The new rules, which are set to go into effect immediately for cases where a list of potential arbitrators has not yet been sent, has draw mixed reviews.
Alan Foxman, an attorney who worked in FINRA's arbitration department for eight years, and a regular contributor to On Wall Street Magazine, said that the new process might not have an impact on the decisions, but could increase costs.
"Honestly, I think it's probably going to be more of a perception issue than have a real substantive effect on how many cases the firms or the reps win, versus how many public customers win," Foxman said. The decision, he added, will place more pressure on both sides of an arbitration to use expert witnesses, rather than rely on the expertise of an industry panelist. Paying such experts could result in higher costs, which could ultimately offset the advantage of not proceeding in a courtroom, he said.
"I think that it may increase slightly the costs to all parties involved," Foxman said.
The SEC's approval of the new process was great news to Brian Smiley, a partner at Smiley Bishop & Porter LLP, a law firm that specializes in securities arbitration. "As a lawyer representing investors, I worry that a lot of the claims that are being brought by investors challenge industry-wide practices," such as auction-rate securities or variable annuities, Smiley said. "Without the rule, you end up with arbitrators having to decide these cases that come from firms that engage in the same practices," he said.
Peter Mougey, president of Public Investors Arbitration Bar Association called the all-public panel option a step in the right direction toward possibly allowing investors to choose between quasi-judicial forums, such as FINRA, and judicial forums such as state and federal courts.
"There's no mechanism for sharing within FINRA arbitration as there is in state and federal court," Mougey said, noting the lack of transparency in some FINRA arbitration cases.
Yet, for Rick Rummage, president of the Rummage Group, a recruiting firm for financial advisors, the new all-public panel option only makes an already tainted process worse.
Rummage argued that just bringing a case against an advisor could damage their business and income, and some of those cases are not justified.
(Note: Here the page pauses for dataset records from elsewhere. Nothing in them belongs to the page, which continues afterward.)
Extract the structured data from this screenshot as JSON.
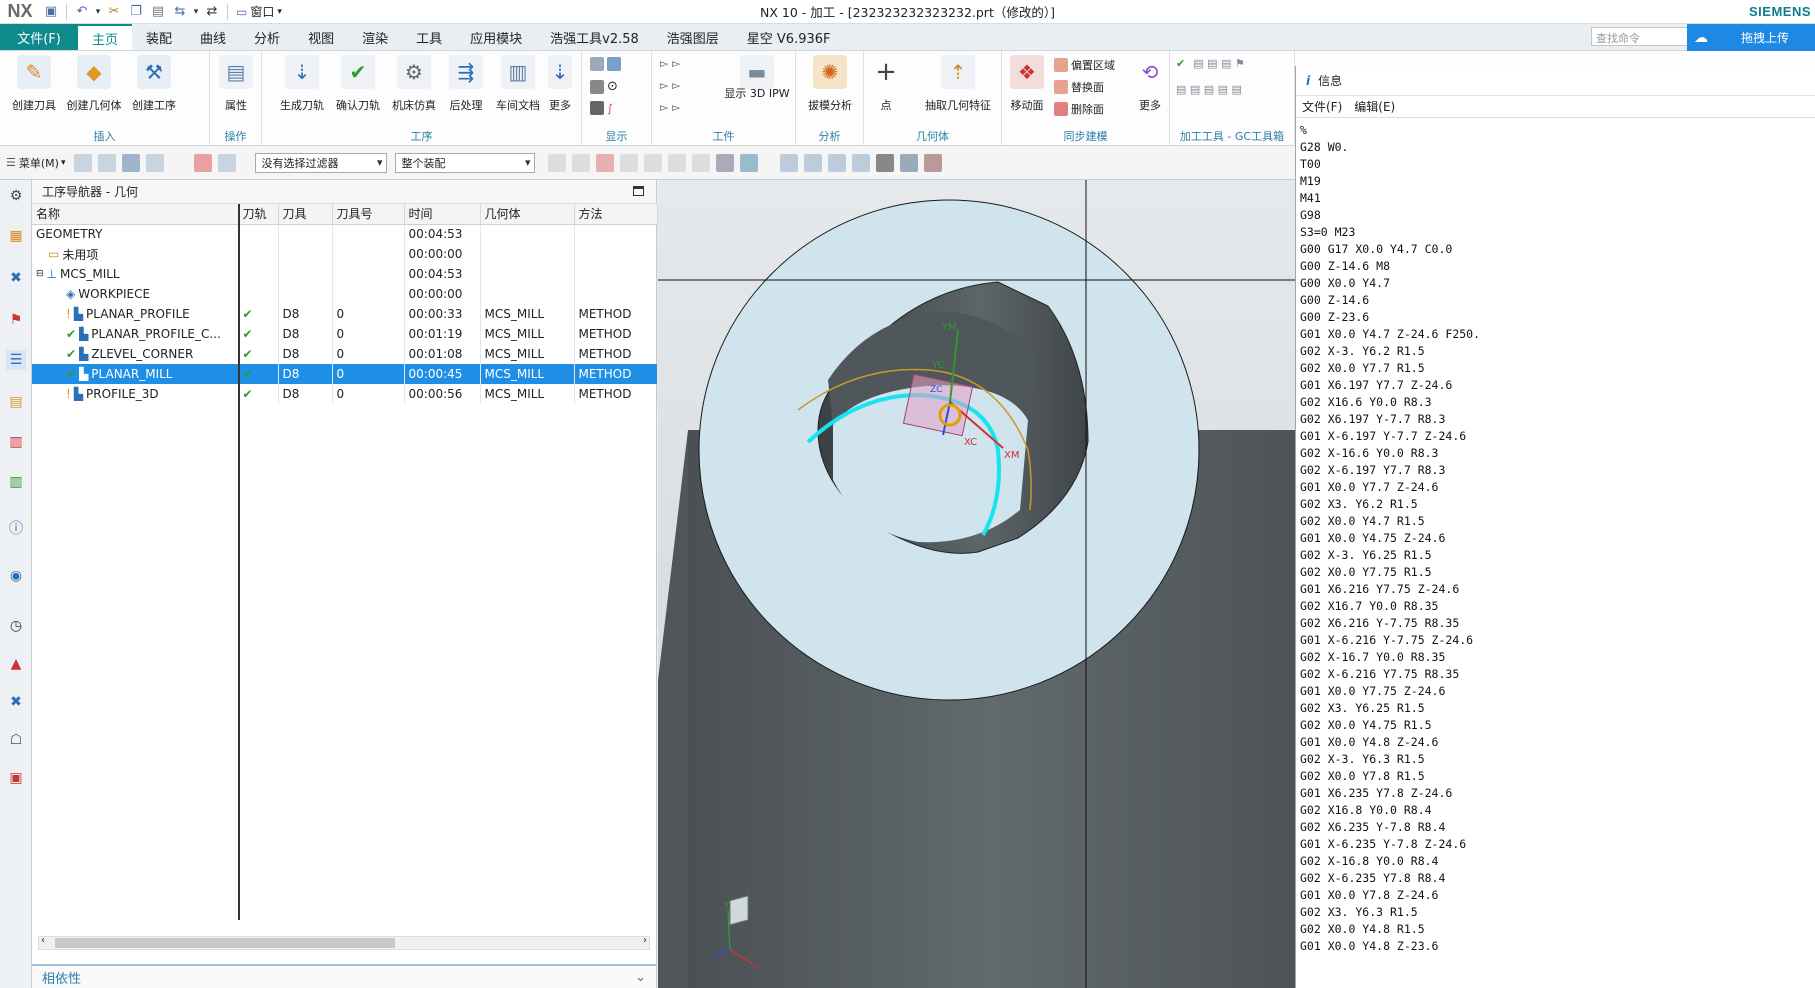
{
  "title_bar": {
    "logo": "NX",
    "window_menu": "窗口",
    "title": "NX 10 - 加工 - [232323232323232.prt（修改的）]",
    "brand": "SIEMENS"
  },
  "menu": {
    "file": "文件(F)",
    "tabs": [
      "主页",
      "装配",
      "曲线",
      "分析",
      "视图",
      "渲染",
      "工具",
      "应用模块",
      "浩强工具v2.58",
      "浩强图层",
      "星空 V6.936F"
    ],
    "active_tab": "主页",
    "search_placeholder": "查找命令",
    "upload_label": "拖拽上传"
  },
  "ribbon": {
    "groups": {
      "insert": "插入",
      "operation": "操作",
      "process": "工序",
      "display": "显示",
      "workpiece": "工件",
      "analysis": "分析",
      "geometry": "几何体",
      "sync": "同步建模",
      "gc": "加工工具 - GC工具箱"
    },
    "buttons": {
      "create_tool": "创建刀具",
      "create_geometry": "创建几何体",
      "create_operation": "创建工序",
      "properties": "属性",
      "generate_path": "生成刀轨",
      "verify_path": "确认刀轨",
      "machine_sim": "机床仿真",
      "post_process": "后处理",
      "shop_doc": "车间文档",
      "more1": "更多",
      "show_3d_ipw": "显示 3D IPW",
      "draft_analysis": "拔模分析",
      "point": "点",
      "extract_geom": "抽取几何特征",
      "move_face": "移动面",
      "offset_region": "偏置区域",
      "replace_face": "替换面",
      "delete_face": "删除面",
      "more2": "更多"
    }
  },
  "filter_bar": {
    "menu": "菜单(M)",
    "filter": "没有选择过滤器",
    "scope": "整个装配"
  },
  "navigator": {
    "title": "工序导航器 - 几何",
    "columns": [
      "名称",
      "刀轨",
      "刀具",
      "刀具号",
      "时间",
      "几何体",
      "方法"
    ],
    "rows": [
      {
        "name": "GEOMETRY",
        "path": "",
        "tool": "",
        "tool_no": "",
        "time": "00:04:53",
        "geom": "",
        "method": ""
      },
      {
        "name": "未用项",
        "path": "",
        "tool": "",
        "tool_no": "",
        "time": "00:00:00",
        "geom": "",
        "method": ""
      },
      {
        "name": "MCS_MILL",
        "path": "",
        "tool": "",
        "tool_no": "",
        "time": "00:04:53",
        "geom": "",
        "method": ""
      },
      {
        "name": "WORKPIECE",
        "path": "",
        "tool": "",
        "tool_no": "",
        "time": "00:00:00",
        "geom": "",
        "method": ""
      },
      {
        "name": "PLANAR_PROFILE",
        "path": "✔",
        "tool": "D8",
        "tool_no": "0",
        "time": "00:00:33",
        "geom": "MCS_MILL",
        "method": "METHOD"
      },
      {
        "name": "PLANAR_PROFILE_C...",
        "path": "✔",
        "tool": "D8",
        "tool_no": "0",
        "time": "00:01:19",
        "geom": "MCS_MILL",
        "method": "METHOD"
      },
      {
        "name": "ZLEVEL_CORNER",
        "path": "✔",
        "tool": "D8",
        "tool_no": "0",
        "time": "00:01:08",
        "geom": "MCS_MILL",
        "method": "METHOD"
      },
      {
        "name": "PLANAR_MILL",
        "path": "✔",
        "tool": "D8",
        "tool_no": "0",
        "time": "00:00:45",
        "geom": "MCS_MILL",
        "method": "METHOD"
      },
      {
        "name": "PROFILE_3D",
        "path": "✔",
        "tool": "D8",
        "tool_no": "0",
        "time": "00:00:56",
        "geom": "MCS_MILL",
        "method": "METHOD"
      }
    ],
    "selected_row": 7,
    "dependency_panel": "相依性"
  },
  "viewport": {
    "axis_labels": {
      "ym": "YM",
      "yc": "YC",
      "xc": "XC",
      "xm": "XM",
      "zc": "ZC",
      "x": "X",
      "y": "Y"
    }
  },
  "info_window": {
    "title": "信息",
    "menu": [
      "文件(F)",
      "编辑(E)"
    ],
    "lines": [
      "%",
      "G28 W0.",
      "T00",
      "M19",
      "M41",
      "G98",
      "S3=0 M23",
      "G00 G17 X0.0 Y4.7 C0.0",
      "G00 Z-14.6 M8",
      "G00 X0.0 Y4.7",
      "G00 Z-14.6",
      "G00 Z-23.6",
      "G01 X0.0 Y4.7 Z-24.6 F250.",
      "G02 X-3. Y6.2 R1.5",
      "G02 X0.0 Y7.7 R1.5",
      "G01 X6.197 Y7.7 Z-24.6",
      "G02 X16.6 Y0.0 R8.3",
      "G02 X6.197 Y-7.7 R8.3",
      "G01 X-6.197 Y-7.7 Z-24.6",
      "G02 X-16.6 Y0.0 R8.3",
      "G02 X-6.197 Y7.7 R8.3",
      "G01 X0.0 Y7.7 Z-24.6",
      "G02 X3. Y6.2 R1.5",
      "G02 X0.0 Y4.7 R1.5",
      "G01 X0.0 Y4.75 Z-24.6",
      "G02 X-3. Y6.25 R1.5",
      "G02 X0.0 Y7.75 R1.5",
      "G01 X6.216 Y7.75 Z-24.6",
      "G02 X16.7 Y0.0 R8.35",
      "G02 X6.216 Y-7.75 R8.35",
      "G01 X-6.216 Y-7.75 Z-24.6",
      "G02 X-16.7 Y0.0 R8.35",
      "G02 X-6.216 Y7.75 R8.35",
      "G01 X0.0 Y7.75 Z-24.6",
      "G02 X3. Y6.25 R1.5",
      "G02 X0.0 Y4.75 R1.5",
      "G01 X0.0 Y4.8 Z-24.6",
      "G02 X-3. Y6.3 R1.5",
      "G02 X0.0 Y7.8 R1.5",
      "G01 X6.235 Y7.8 Z-24.6",
      "G02 X16.8 Y0.0 R8.4",
      "G02 X6.235 Y-7.8 R8.4",
      "G01 X-6.235 Y-7.8 Z-24.6",
      "G02 X-16.8 Y0.0 R8.4",
      "G02 X-6.235 Y7.8 R8.4",
      "G01 X0.0 Y7.8 Z-24.6",
      "G02 X3. Y6.3 R1.5",
      "G02 X0.0 Y4.8 R1.5",
      "G01 X0.0 Y4.8 Z-23.6"
    ]
  },
  "colors": {
    "accent": "#0f8a8c",
    "selection": "#1f8fe6",
    "group_label": "#2a7fa8",
    "model_face": "#cfe4ec",
    "model_side": "#5b6266",
    "toolpath": "#19e3ef"
  }
}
He recalled when, in his former brokerage practice, a client took a $70,000 hit to his investments due to market conditions and brought a case against him. But the client did not realize that his fund's performance was actually up about 12% a year over a five-year period.
Not having an expert on a panel only hurts advisors more, Rummage said. "Lately, it's just one of those situations where, if you're in the brokerage or banking industry, you're bad," he said. "But the truth is, the vast majority of financial advisors are very good, very honest."
FINRA conducted a 27-month pilot program that gave investors the option for an all-public panel. In that program, investors chose the all-public option almost 60% of the time. There were 14 firms that voluntarily participated in the pilot program.